Another question that's come through is, all the, the sort of derm products that contain antibiotics, whether they're ear washes or, or, you know, topicals and that, is this a concern to you, especially with all the antibiotic stewardship? So I think it depends on whether or not we're talking about antiseptics versus antimicrobials, so. Most, you know, shampoos, mousses, wipes, solutions, sprays in the UK and Europe are almost all chlorhexidine or hypochlorose based in the states that's different, you know, we have ketoconazole containing products there, that's a different kettle of fish, but in terms from a European point of view, what we have at the moment.
Although we recognise that there are genes associated with resistance, so like the quack genes that are associated with chlorhexidine resistance, we don't have demonstratable clinical resistance. And so it's certainly something that we're acutely aware of and certainly for me, once a patient is stable and I've treated the secondary infection, I'll start changing the topicals. So I'll get them off an antimicrobial or reduce the frequency of the antimicrobial shampoo, put them on something that's balancing or soothing or super moisturising.
Just again, just getting that focus, getting the epidermal barrier better. And then I'll see them back, you know, I might see them after 2 to 3 months and then just reassess the skin and if we're still in a position where there's no secondary microbial overgrowth there, then I can get rid of the chlorhexidine or the hypochlorous acid containing product. And test them on something else.
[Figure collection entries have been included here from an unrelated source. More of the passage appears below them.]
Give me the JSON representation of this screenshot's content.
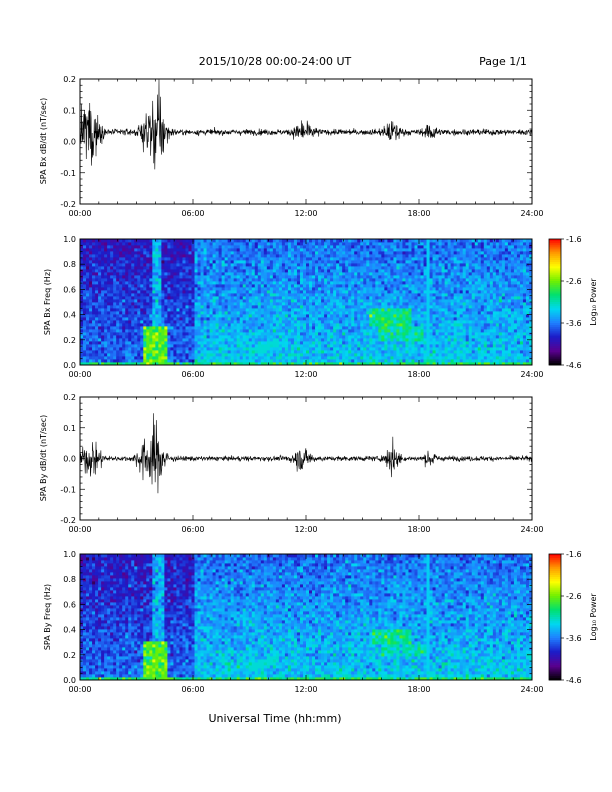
{
  "header": {
    "date_range": "2015/10/28  00:00-24:00 UT",
    "page": "Page 1/1"
  },
  "time_ticks": [
    "00:00",
    "06:00",
    "12:00",
    "18:00",
    "24:00"
  ],
  "xlabel": "Universal Time (hh:mm)",
  "colorbar": {
    "label": "Log₁₀ Power",
    "ticks": [
      "-1.6",
      "-2.6",
      "-3.6",
      "-4.6"
    ],
    "range": [
      -4.6,
      -1.6
    ],
    "colormap": [
      "#000000",
      "#5a0090",
      "#1c1cc8",
      "#1f7fff",
      "#00d8f0",
      "#00e070",
      "#70f000",
      "#ffff00",
      "#ff9a00",
      "#ff0000"
    ]
  },
  "chart_data": [
    {
      "type": "line",
      "ylabel": "SPA Bx dB/dt (nT/sec)",
      "xlim": [
        0,
        24
      ],
      "ylim": [
        -0.2,
        0.2
      ],
      "yticks": [
        "-0.2",
        "-0.1",
        "0.0",
        "0.1",
        "0.2"
      ],
      "baseline": 0.03,
      "noise_sigma": 0.012,
      "bursts": [
        {
          "t": 0.5,
          "w": 0.45,
          "amp": 0.17
        },
        {
          "t": 3.8,
          "w": 0.45,
          "amp": 0.14
        },
        {
          "t": 4.3,
          "w": 0.3,
          "amp": 0.1
        },
        {
          "t": 11.9,
          "w": 0.5,
          "amp": 0.035
        },
        {
          "t": 16.6,
          "w": 0.4,
          "amp": 0.04
        },
        {
          "t": 18.6,
          "w": 0.3,
          "amp": 0.03
        }
      ]
    },
    {
      "type": "heatmap",
      "ylabel": "SPA Bx Freq (Hz)",
      "xlim": [
        0,
        24
      ],
      "ylim": [
        0.0,
        1.0
      ],
      "yticks": [
        "0.0",
        "0.2",
        "0.4",
        "0.6",
        "0.8",
        "1.0"
      ],
      "background_log_power": -3.9,
      "features": [
        {
          "kind": "band",
          "t0": 3.3,
          "t1": 4.6,
          "f0": 0.0,
          "f1": 0.3,
          "p": -2.7
        },
        {
          "kind": "band",
          "t0": 3.8,
          "t1": 4.3,
          "f0": 0.0,
          "f1": 1.0,
          "p": -3.4
        },
        {
          "kind": "band",
          "t0": 0.0,
          "t1": 24.0,
          "f0": 0.0,
          "f1": 0.03,
          "p": -2.9
        },
        {
          "kind": "blob",
          "t0": 15.3,
          "t1": 17.6,
          "f0": 0.32,
          "f1": 0.45,
          "p": -3.0
        },
        {
          "kind": "blob",
          "t0": 15.8,
          "t1": 18.3,
          "f0": 0.2,
          "f1": 0.32,
          "p": -3.1
        },
        {
          "kind": "line",
          "t0": 9.0,
          "t1": 10.5,
          "f0": 0.1,
          "f1": 0.18,
          "p": -3.2
        },
        {
          "kind": "vline",
          "t": 18.5,
          "p": -3.3
        }
      ]
    },
    {
      "type": "line",
      "ylabel": "SPA By dB/dt (nT/sec)",
      "xlim": [
        0,
        24
      ],
      "ylim": [
        -0.2,
        0.2
      ],
      "yticks": [
        "-0.2",
        "-0.1",
        "0.0",
        "0.1",
        "0.2"
      ],
      "baseline": 0.0,
      "noise_sigma": 0.01,
      "bursts": [
        {
          "t": 0.6,
          "w": 0.5,
          "amp": 0.07
        },
        {
          "t": 3.7,
          "w": 0.55,
          "amp": 0.11
        },
        {
          "t": 4.2,
          "w": 0.35,
          "amp": 0.07
        },
        {
          "t": 11.8,
          "w": 0.5,
          "amp": 0.04
        },
        {
          "t": 16.6,
          "w": 0.35,
          "amp": 0.06
        },
        {
          "t": 18.6,
          "w": 0.3,
          "amp": 0.03
        }
      ]
    },
    {
      "type": "heatmap",
      "ylabel": "SPA By Freq (Hz)",
      "xlim": [
        0,
        24
      ],
      "ylim": [
        0.0,
        1.0
      ],
      "yticks": [
        "0.0",
        "0.2",
        "0.4",
        "0.6",
        "0.8",
        "1.0"
      ],
      "background_log_power": -3.9,
      "features": [
        {
          "kind": "band",
          "t0": 3.3,
          "t1": 4.6,
          "f0": 0.0,
          "f1": 0.3,
          "p": -2.7
        },
        {
          "kind": "band",
          "t0": 3.9,
          "t1": 4.4,
          "f0": 0.0,
          "f1": 1.0,
          "p": -3.4
        },
        {
          "kind": "band",
          "t0": 0.0,
          "t1": 24.0,
          "f0": 0.0,
          "f1": 0.03,
          "p": -2.9
        },
        {
          "kind": "blob",
          "t0": 15.5,
          "t1": 17.6,
          "f0": 0.28,
          "f1": 0.4,
          "p": -3.0
        },
        {
          "kind": "blob",
          "t0": 16.0,
          "t1": 18.4,
          "f0": 0.18,
          "f1": 0.28,
          "p": -3.1
        },
        {
          "kind": "line",
          "t0": 9.0,
          "t1": 10.5,
          "f0": 0.1,
          "f1": 0.18,
          "p": -3.2
        },
        {
          "kind": "vline",
          "t": 18.5,
          "p": -3.3
        }
      ]
    }
  ]
}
And I think it's it's being cognizant of that, you know, we're aware of the mess that we've got ourselves into with antimicrobials. We need to be cognizant and we don't do the same with antiseptics. So, topical products by and large, they're at very high concentrations, way higher than what we're gonna get in terms of an MIC or a biofilm production.
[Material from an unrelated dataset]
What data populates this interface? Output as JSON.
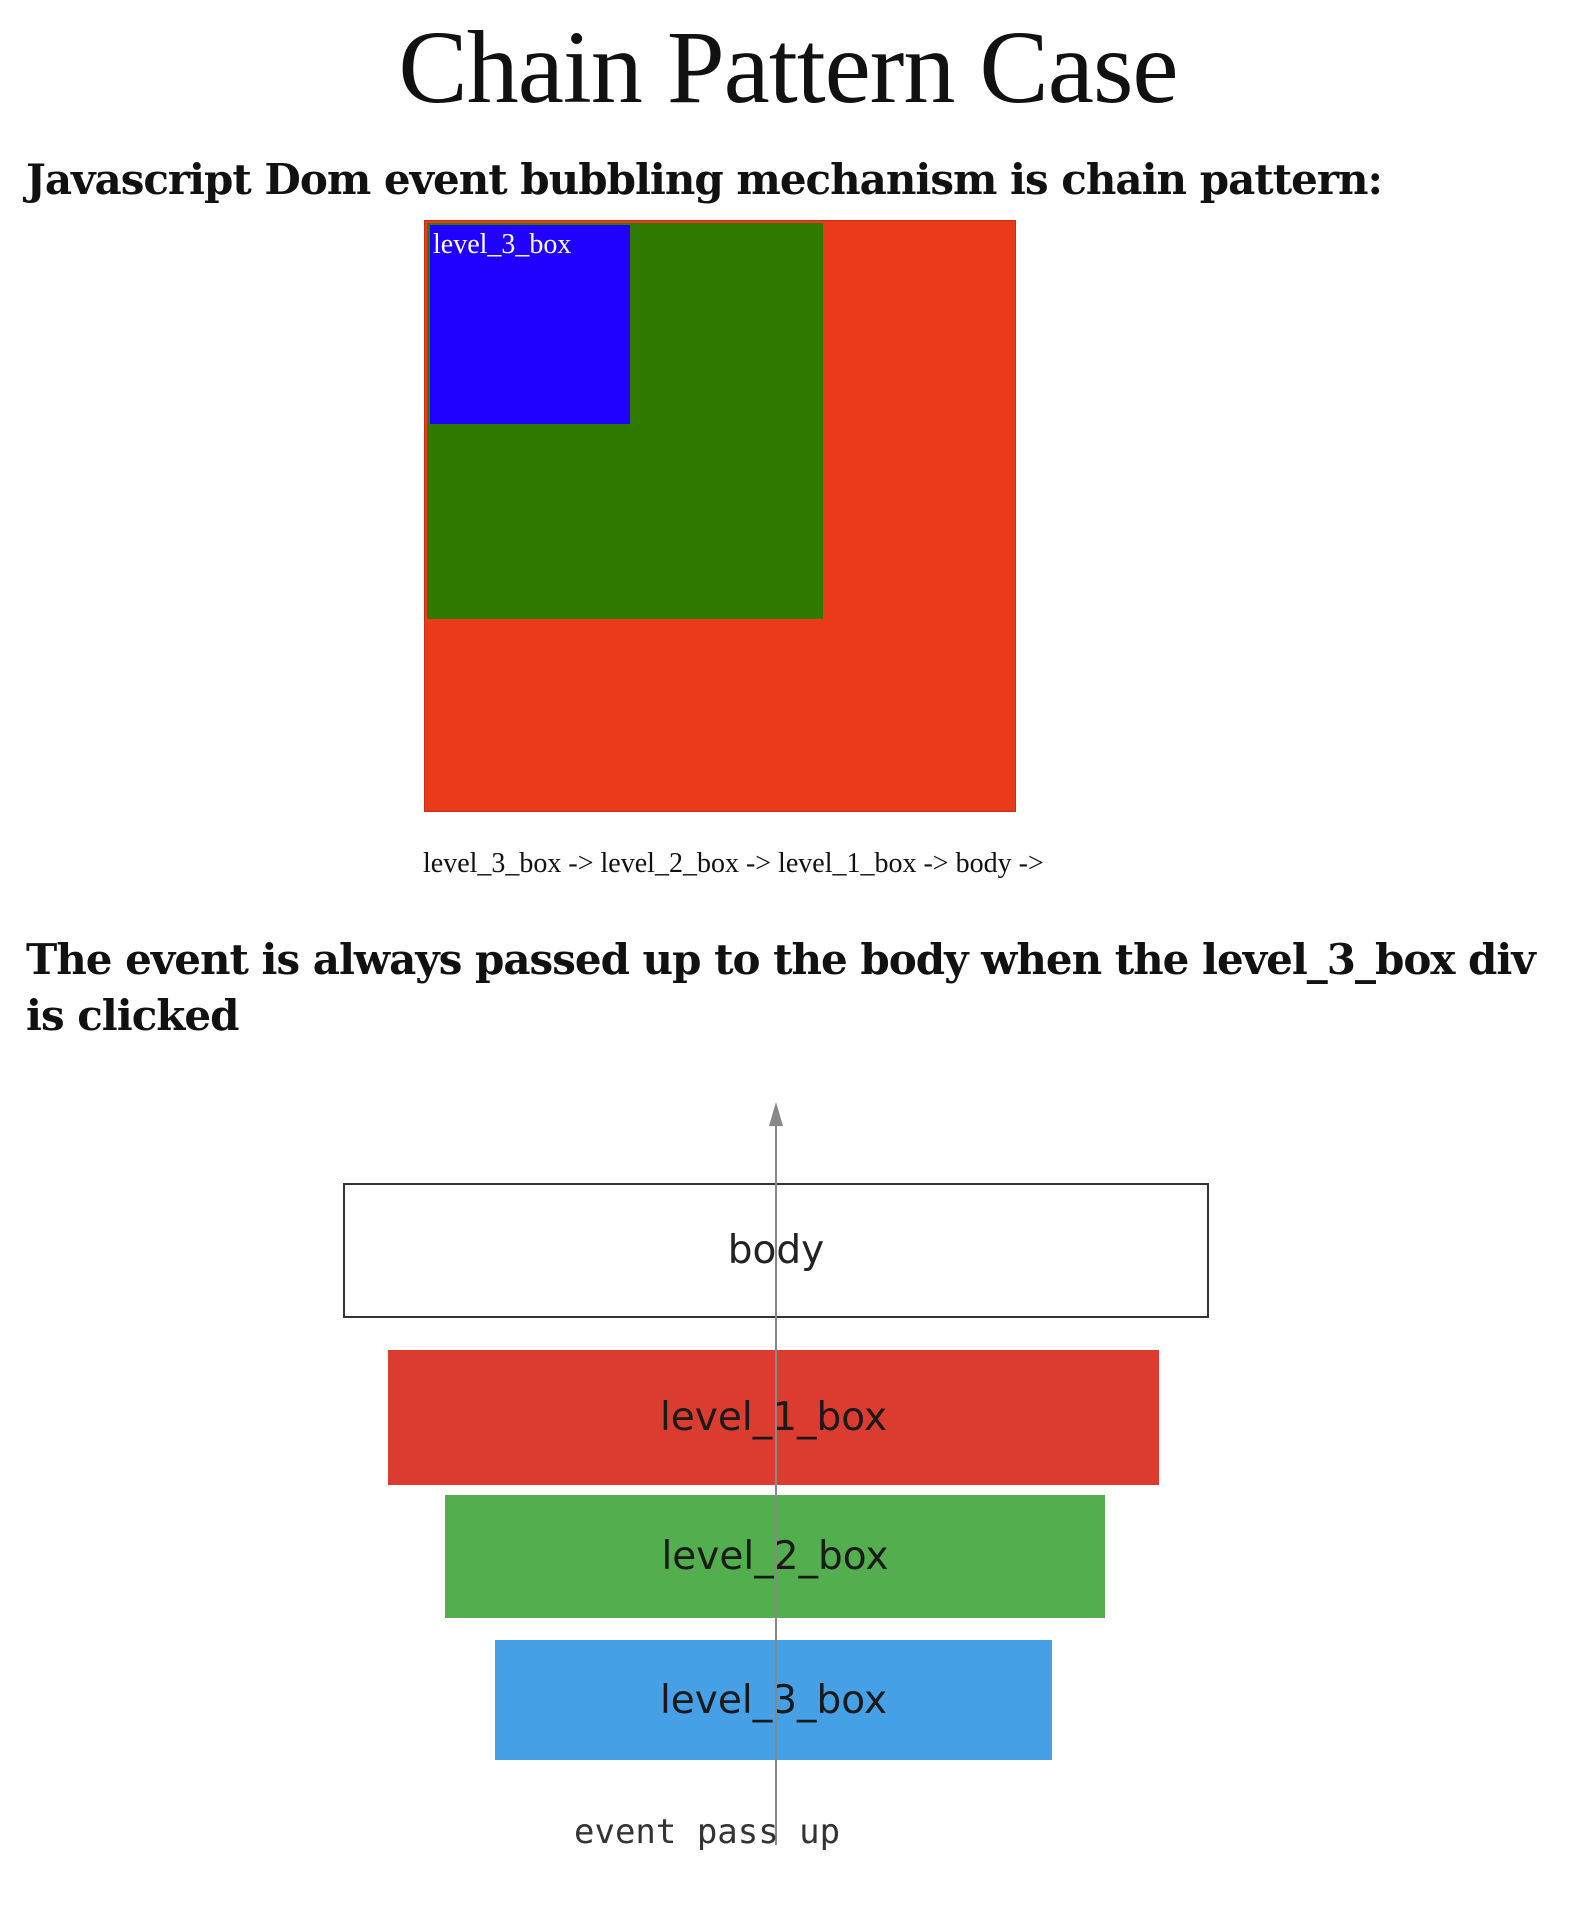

So almost always when you're using a topical product, as long as the ear, you know, especially with ears, if the ear is clean, if it's not inflamed, you're gonna have good success with, with most topicals. But the biggest thing with ears is getting them open, getting them clean. Yeah, that's a whole other conversation.
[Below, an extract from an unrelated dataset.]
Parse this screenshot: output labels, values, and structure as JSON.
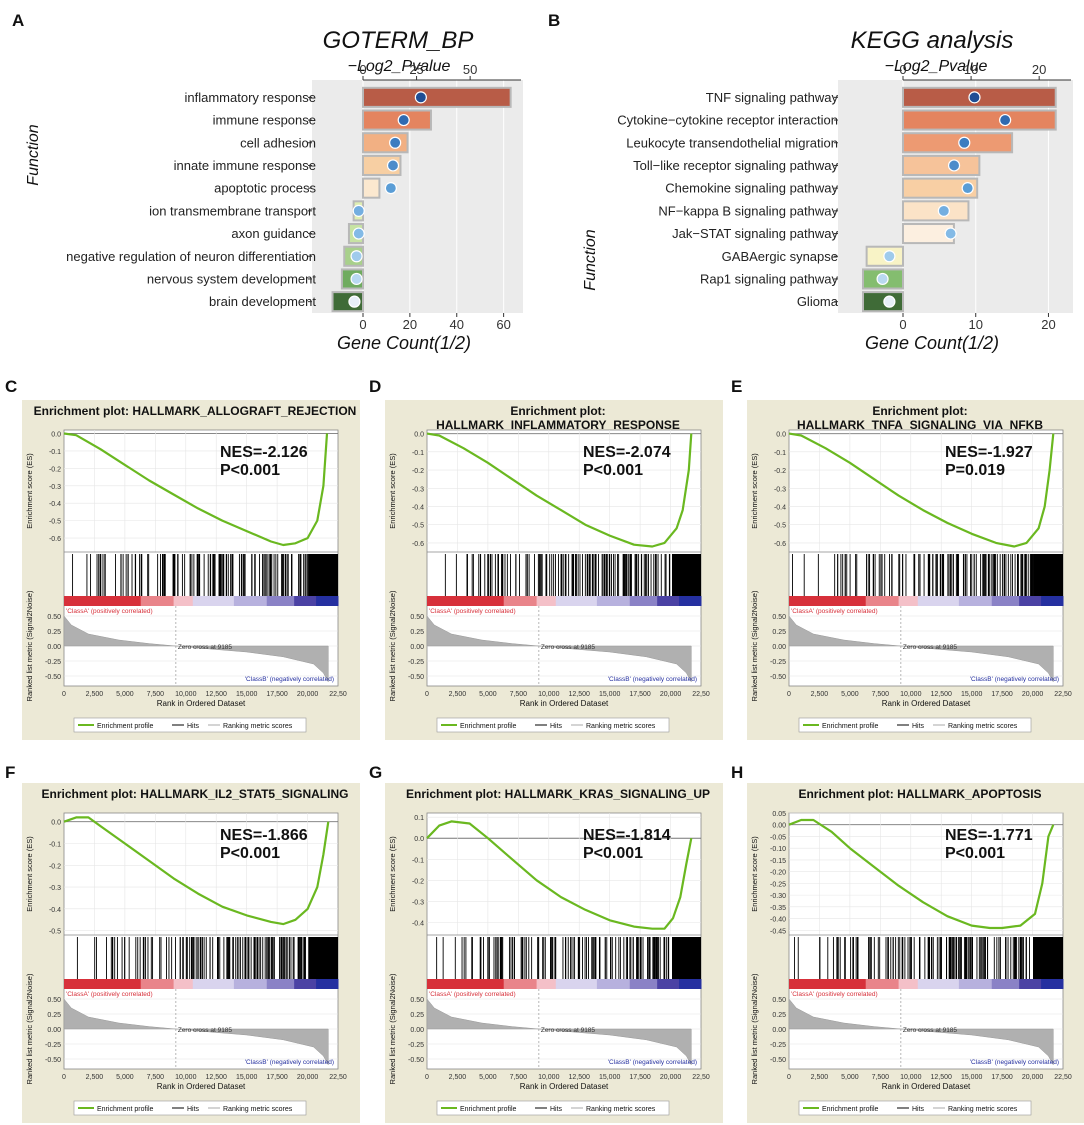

Yeah. Well, I, I, I know Dawn is listening. Dawn, you got to book Tory in to do that ear cleaning and ear maintenance because I think that would be Well, I'm gonna be really weak.
So an eye opener, an ear opener. So that's great. Tori, we're running out of time, but I do have one more question that I'd like to pose to you.
That wonderful diluted bleach solution that you were talking about for treating the skins. One of our attendees wants to know how often would you apply that? Oh, that's a good point.
I put in daily. So make a new every day and use it daily until the patient's in remission. So.
Yeah, once, once a day, new solution each day. I've not had anybody have their sofa or their carpet bleached, but I tend to say stay in a room that you don't really care about until the patients, just so it's one less thing that I have to worry about getting a complaint about I don't want somebody having a bleached bright blue sofa. Fantastic.
Tori, I really look forward to having you back. You have been a wonderful speaker with great information to us. So thank you so much to you for your time tonight.
Thank you so much, folks. To Dawn my controller in the background, as always, a big thank you for making things run nice and smoothly. And from myself, Bruce Stevenson, it's good night.